Die Negativzeichnung ist im kognitiven Prozess ein wichtiger Schritt. Sie vermittelt Kenntnisse darüber, welche Muster zu welchen Reaktionen führen. Und in diesen Negativzeichnungen ist zu lesen, dass die Dominanz einer Kultur nicht die Ursache missglückter Interkulturalität ist, sondern die aggressive Ablehnung jeglicher anderen Kultur, der Wille, auf Kosten anderer zu expandieren und der Unwille, sich aufgrund sozialer Anforderungen selbst einzuschränken.

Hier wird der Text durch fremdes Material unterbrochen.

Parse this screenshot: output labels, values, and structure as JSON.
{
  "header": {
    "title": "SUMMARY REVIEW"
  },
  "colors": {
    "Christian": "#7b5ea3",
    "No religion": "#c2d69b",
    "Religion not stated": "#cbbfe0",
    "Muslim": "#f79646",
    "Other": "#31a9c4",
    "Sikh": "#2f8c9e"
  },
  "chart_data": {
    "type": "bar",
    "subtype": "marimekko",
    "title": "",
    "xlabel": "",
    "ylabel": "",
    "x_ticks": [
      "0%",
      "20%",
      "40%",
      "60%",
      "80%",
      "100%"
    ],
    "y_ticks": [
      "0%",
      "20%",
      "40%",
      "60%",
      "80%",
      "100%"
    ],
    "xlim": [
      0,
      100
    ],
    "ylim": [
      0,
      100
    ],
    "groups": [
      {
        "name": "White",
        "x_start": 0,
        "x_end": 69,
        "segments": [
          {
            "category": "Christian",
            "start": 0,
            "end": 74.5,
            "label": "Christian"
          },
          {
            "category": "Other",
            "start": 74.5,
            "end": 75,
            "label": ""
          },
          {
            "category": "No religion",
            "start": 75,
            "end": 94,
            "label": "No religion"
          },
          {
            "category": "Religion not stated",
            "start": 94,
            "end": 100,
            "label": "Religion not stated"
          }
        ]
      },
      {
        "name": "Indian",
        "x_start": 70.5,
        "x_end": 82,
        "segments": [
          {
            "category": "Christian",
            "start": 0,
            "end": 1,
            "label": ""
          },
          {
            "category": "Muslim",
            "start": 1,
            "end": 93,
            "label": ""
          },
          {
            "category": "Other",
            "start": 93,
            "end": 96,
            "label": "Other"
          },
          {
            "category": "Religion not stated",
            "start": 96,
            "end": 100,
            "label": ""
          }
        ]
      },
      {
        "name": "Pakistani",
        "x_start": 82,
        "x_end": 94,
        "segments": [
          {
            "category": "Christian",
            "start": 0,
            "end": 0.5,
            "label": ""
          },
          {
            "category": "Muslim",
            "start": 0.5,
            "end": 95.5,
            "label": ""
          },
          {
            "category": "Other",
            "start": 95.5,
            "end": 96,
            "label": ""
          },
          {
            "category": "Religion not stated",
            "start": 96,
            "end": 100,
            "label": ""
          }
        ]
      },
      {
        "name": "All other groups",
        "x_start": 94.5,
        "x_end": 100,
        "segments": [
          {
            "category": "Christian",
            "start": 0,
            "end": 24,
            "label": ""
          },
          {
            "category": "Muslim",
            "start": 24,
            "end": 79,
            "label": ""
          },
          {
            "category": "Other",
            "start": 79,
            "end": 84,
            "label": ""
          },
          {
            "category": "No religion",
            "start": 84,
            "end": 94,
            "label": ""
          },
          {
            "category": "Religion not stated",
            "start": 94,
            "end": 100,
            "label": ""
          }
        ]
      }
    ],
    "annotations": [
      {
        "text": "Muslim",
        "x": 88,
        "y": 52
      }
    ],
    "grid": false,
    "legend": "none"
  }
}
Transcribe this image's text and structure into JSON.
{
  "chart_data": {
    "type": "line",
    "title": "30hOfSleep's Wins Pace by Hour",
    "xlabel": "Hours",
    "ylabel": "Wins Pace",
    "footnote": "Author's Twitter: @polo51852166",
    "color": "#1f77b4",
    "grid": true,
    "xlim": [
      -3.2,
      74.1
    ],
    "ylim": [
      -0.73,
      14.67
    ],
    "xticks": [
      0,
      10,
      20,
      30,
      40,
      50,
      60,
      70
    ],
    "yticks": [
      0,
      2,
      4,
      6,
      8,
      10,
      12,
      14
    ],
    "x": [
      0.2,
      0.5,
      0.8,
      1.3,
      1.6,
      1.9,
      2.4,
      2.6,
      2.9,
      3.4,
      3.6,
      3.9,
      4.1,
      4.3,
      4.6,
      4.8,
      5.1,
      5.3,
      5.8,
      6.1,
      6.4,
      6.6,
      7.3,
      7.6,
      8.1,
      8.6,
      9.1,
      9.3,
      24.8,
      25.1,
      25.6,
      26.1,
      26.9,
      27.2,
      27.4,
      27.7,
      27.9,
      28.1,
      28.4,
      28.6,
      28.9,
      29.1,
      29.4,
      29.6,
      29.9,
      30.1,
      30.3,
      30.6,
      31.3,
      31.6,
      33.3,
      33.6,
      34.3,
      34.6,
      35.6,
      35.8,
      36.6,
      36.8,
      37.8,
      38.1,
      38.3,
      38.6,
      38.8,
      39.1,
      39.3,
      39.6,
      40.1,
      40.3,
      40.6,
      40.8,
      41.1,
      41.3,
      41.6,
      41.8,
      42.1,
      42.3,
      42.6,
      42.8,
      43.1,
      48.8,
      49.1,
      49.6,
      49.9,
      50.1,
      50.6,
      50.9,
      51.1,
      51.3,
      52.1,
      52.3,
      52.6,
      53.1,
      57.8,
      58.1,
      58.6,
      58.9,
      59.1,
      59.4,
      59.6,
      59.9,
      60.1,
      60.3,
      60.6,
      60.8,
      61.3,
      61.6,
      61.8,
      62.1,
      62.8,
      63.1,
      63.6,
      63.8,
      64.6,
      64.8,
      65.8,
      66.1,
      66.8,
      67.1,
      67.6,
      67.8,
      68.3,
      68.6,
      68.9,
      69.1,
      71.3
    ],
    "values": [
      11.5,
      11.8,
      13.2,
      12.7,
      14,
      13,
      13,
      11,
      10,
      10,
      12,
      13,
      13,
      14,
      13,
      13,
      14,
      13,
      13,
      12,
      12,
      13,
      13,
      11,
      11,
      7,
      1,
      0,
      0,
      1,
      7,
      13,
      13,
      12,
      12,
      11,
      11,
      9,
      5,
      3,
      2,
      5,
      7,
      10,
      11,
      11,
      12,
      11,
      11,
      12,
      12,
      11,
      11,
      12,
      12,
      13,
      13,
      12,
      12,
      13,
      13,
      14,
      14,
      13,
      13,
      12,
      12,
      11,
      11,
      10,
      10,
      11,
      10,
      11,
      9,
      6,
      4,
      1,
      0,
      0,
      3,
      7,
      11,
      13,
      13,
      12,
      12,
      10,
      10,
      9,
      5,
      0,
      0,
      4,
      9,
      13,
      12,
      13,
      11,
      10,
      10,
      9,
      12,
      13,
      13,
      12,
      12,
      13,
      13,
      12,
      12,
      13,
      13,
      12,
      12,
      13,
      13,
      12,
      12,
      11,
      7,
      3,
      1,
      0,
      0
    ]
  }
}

Es ist geraten, sich von der Illusion zu befreien, es existierte auch nur eine Kultur, die nicht durch die Negation des anderen entstanden wäre. Und es ist geraten, sich die Bedingungen anzusehen, die erforderlich sind, um zu einer Konkordanz unterschiedlichen Kulturen zu kommen. Es handelt sich dabei nämlich nicht um einen Katalog der freien Entfaltung, sondern um eine Liste von Einschränkungen der eigenen Kultur, die die gleichzeitige Existenz vieler anderer Kulturen beinhaltet.

Und es wäre sinnvoll, sich von der Dramaturgie deutscher Kulturbesoffenheit etwas zu entfernen und vielleicht öfters von unterschiedlichen Zivilisationen zu sprechen. Das minimiert das Risiko einer strukturellen Karambolage.